Tyrosine kinase inhibitor resistance: a case report on chronic myeloid leukemia and Gilbert’s syndrome

Introduction

Chronic myeloid leukemia (CML) is a clonal hematological malignancy, diagnosed by the detection of translocation between chromosomes 9 and 22 [t(Jen9;22) (q34.1;q11.2)] and, consequently, fusion between transcripts BCR and ABL (1), characterizing the Philadelphia chromosome. In order to distinguish the choric phase (CP) from accelerated phase (AP) and blastic phase (BP), other tests are required, as bone marrow aspirate, for morphology characterization and blast cells/basophils detection (2).
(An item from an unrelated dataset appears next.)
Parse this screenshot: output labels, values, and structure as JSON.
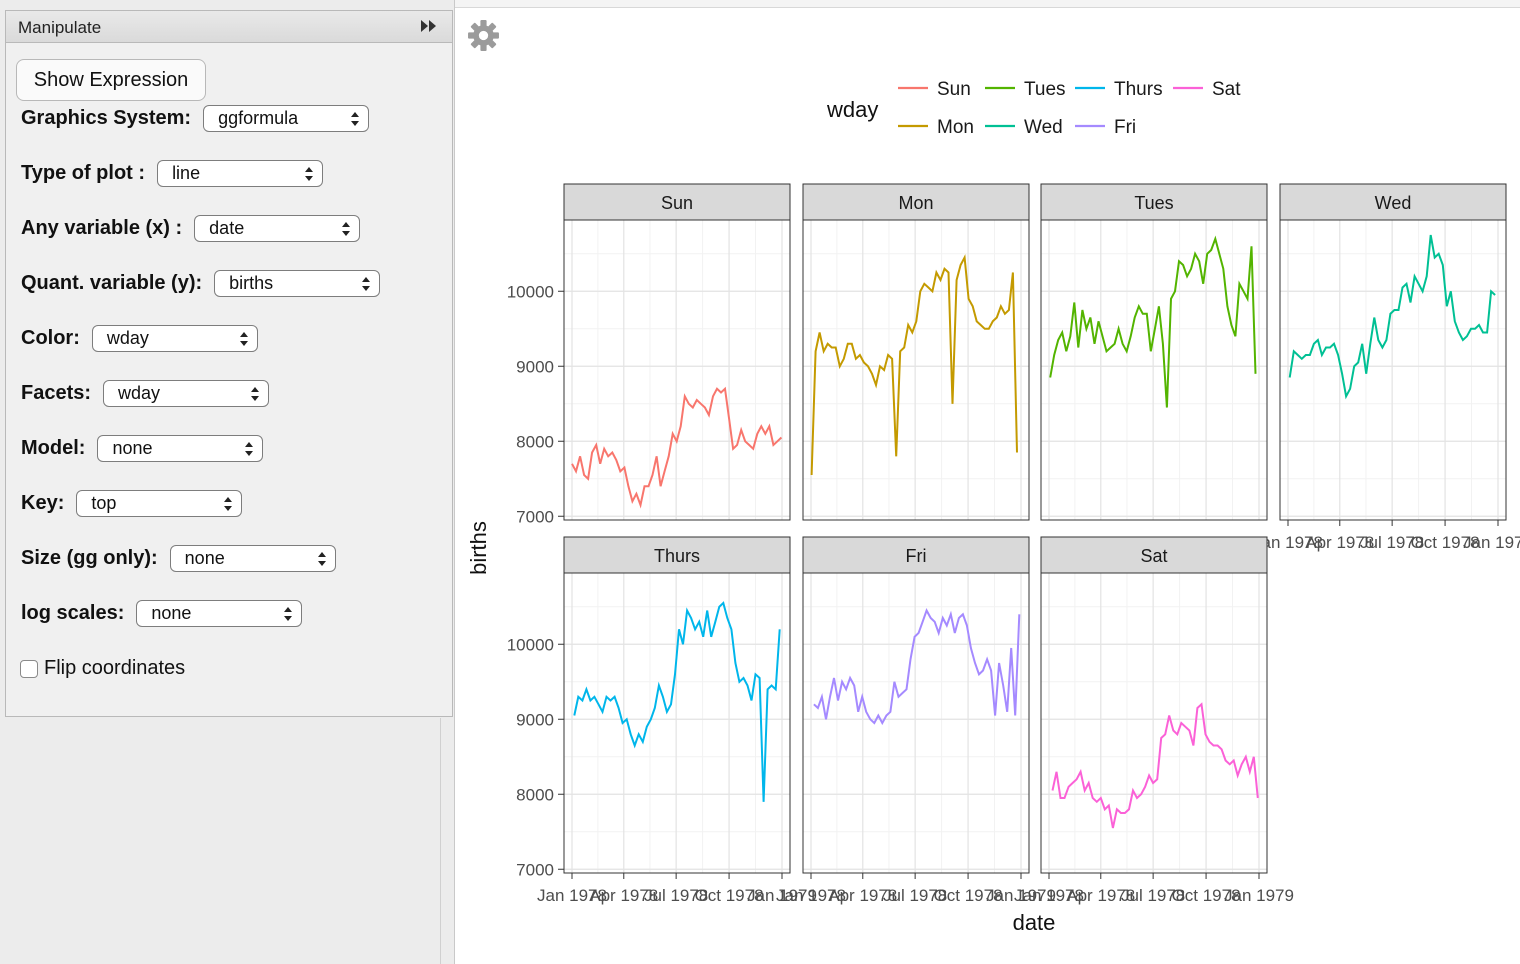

The gold standard treatment for CML requires a targeted therapy with tyrosine kinase inhibitors (TKI) aiming at the BCR-ABL1 kinase, which, by activating cellular signalling pathways and transcription, leads to cell proliferation, cell survival and apoptosis prevention (3). Protein tyrosine kinases (PTK) participate in molecular processes, involving growth factors, cytokines and hormones production and secretion that affect cell growth, stromal growth, angiogenesis, and tissue invasion. Various mechanisms are known to inhibit these molecules by multiple signalling pathways, as competition with ATP or other substrates (4).

Abnormal PTK expression can lead to not only cell invasion, metastasis, and tumor neovascularization, in cases of solid tumors, but also chemotherapy resistance, in cases of hematological malignancies. Besides TKIs have revolutionized cancer treatment, patients develop resistance, frequently and targeted therapy usually lasts only 5 to 9 months (5).
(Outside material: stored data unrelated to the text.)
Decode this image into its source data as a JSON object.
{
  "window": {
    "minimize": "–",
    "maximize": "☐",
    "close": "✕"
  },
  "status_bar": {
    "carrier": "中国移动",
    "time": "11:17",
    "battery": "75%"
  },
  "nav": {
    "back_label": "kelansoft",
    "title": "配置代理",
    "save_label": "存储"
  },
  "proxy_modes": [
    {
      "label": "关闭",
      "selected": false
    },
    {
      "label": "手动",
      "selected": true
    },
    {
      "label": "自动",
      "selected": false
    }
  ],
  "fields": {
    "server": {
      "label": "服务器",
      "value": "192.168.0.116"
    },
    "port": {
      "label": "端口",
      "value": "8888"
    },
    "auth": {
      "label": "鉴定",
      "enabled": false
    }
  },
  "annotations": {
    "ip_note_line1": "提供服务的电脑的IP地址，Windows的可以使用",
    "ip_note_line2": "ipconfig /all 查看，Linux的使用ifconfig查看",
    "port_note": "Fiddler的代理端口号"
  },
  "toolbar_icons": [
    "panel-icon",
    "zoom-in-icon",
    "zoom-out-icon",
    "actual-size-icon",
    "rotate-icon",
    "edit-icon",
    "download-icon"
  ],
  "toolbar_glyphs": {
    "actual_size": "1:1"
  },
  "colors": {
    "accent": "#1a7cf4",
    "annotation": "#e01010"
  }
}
Mutations in the BCR-ABL kinase domain is the most prevailing resistance mechanism and are able to cause the interruption of critical contact points between the PTK and the drug. Another aspect of this process is the induction of conformational changes in the protein, inhibiting TKIs binding, specially Imatinib. In order to reduce resistance levels, novel TKIs have been developed, as Dasatinib, which inhibits almost all mutations in kinase domain that display resistance toward Imatinib and enables the patient to achieve faster and more efficient response to treatment (6).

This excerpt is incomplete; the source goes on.